Besonders kritische Stellen in Ibbenbüren — An der Reichsbahn zum Beispiel ist die Situation wegen der direkt am Fahrbahnrand parkenden Fahrzeuge oft besonders kritisch. Den schmalen Schutzstreifen können Radfahrende oft gar nicht nutzen, weil sie dann den Sicherheitsabstand zu den parkenden Fahrzeugen nicht einhalten können, Stichwort: Dooringunfälle.
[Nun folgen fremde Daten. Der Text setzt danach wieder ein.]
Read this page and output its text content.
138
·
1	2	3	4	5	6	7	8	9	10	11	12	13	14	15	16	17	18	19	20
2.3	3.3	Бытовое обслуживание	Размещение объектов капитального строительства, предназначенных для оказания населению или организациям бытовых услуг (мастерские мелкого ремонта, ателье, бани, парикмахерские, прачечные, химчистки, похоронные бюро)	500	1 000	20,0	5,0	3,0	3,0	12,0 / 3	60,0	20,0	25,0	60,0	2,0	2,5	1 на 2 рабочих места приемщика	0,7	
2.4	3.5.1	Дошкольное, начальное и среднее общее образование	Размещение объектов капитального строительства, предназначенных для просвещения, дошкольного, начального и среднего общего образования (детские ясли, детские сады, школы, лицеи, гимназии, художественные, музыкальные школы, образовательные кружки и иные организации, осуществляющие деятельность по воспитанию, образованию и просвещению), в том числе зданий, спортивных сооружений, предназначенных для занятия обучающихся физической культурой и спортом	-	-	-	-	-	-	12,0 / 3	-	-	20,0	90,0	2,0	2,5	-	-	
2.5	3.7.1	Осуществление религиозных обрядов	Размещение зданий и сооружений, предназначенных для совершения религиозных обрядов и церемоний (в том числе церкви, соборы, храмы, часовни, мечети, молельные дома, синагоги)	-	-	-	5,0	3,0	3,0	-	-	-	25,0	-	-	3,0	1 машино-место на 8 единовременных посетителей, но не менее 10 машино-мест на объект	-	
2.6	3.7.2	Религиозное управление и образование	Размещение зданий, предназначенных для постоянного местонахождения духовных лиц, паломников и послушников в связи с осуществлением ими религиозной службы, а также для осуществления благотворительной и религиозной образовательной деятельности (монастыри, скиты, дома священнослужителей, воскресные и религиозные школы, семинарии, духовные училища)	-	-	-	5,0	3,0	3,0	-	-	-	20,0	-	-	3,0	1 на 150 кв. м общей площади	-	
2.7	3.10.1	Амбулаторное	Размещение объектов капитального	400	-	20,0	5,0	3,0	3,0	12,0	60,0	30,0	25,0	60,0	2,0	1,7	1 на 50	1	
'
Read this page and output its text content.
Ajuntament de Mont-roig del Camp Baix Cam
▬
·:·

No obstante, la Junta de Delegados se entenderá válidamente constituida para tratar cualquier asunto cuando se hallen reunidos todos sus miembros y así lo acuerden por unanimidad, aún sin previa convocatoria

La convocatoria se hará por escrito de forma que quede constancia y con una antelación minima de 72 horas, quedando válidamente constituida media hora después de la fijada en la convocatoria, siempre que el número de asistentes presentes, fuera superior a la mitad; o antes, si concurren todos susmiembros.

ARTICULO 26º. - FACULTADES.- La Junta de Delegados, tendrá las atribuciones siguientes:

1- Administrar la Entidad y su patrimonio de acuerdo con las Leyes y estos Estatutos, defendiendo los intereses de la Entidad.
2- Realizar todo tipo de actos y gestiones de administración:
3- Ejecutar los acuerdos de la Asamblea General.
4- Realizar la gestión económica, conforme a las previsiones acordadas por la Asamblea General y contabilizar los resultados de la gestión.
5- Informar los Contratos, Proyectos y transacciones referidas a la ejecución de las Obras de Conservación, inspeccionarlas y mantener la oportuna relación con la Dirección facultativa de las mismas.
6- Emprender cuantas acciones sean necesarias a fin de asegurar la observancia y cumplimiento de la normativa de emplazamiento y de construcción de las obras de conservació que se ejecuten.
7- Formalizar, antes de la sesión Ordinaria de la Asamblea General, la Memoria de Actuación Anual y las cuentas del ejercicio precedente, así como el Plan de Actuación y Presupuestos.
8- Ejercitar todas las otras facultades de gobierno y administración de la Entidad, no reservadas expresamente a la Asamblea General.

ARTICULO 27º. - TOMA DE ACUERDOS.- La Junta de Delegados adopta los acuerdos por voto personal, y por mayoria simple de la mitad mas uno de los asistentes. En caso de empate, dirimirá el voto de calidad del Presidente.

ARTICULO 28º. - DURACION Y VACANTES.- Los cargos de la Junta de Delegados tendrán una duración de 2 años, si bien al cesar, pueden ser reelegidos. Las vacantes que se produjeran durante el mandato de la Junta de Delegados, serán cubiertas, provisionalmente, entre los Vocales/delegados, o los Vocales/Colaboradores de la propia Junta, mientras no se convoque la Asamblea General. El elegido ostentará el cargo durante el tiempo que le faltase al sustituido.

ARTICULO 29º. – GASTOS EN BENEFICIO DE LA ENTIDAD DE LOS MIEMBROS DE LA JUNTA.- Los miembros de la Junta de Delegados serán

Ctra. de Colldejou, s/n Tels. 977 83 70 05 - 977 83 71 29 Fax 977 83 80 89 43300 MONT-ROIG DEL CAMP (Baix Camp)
An der Münsterstraße (stadtauswärts zwischen den Kreuzungen Münsterstraße/Weberstraße/Ledder Straße und Münsterstraße/Werthmühlenstraße/Tecklenburger Damm) ist vielen Autofahrenden gar nicht bewusst, dass Fahrräder hier auf der Fahrbahn fahren müssen. Viele denken, dass der rote Streifen immer noch ein Radweg ist. Allerdings wurde die Radwegebenutzungspflicht schon vor langer Zeit aufgehoben, weil der Streifen für einen gemeinsamen Rad- und Fußweg zu schmal ist. Dasselbe Problem besteht zum Beispiel am Püsselbürener Damm, an der Wilhelmstraße und an der Schlickelder Straße.
„Sind Autofahrende der Meinung, Radfahrende dürften nicht gemeinsam mit dem Kfz-Verkehr auf der Fahrbahn fahren, lassen sie einen das oft spüren, zum Beispiel durch schnelles und knappes Überholen, durch Rufe auf dem geöffneten Fenster oder durch Hupen.“
Eine Teilnehmerin der Critical Mass-Demo
Wenn der „Sicherheitsabstand“ nicht eingehalten werden kann oder der Gegenverkehr ein Überholen nicht zulässt, darf nicht überholt werden, es besteht ein Überholverbot, kann man nachlesen — §5 (4) StVO. Dieses Überholverbot könnte man ausschildern — will die Verwaltung aber nicht.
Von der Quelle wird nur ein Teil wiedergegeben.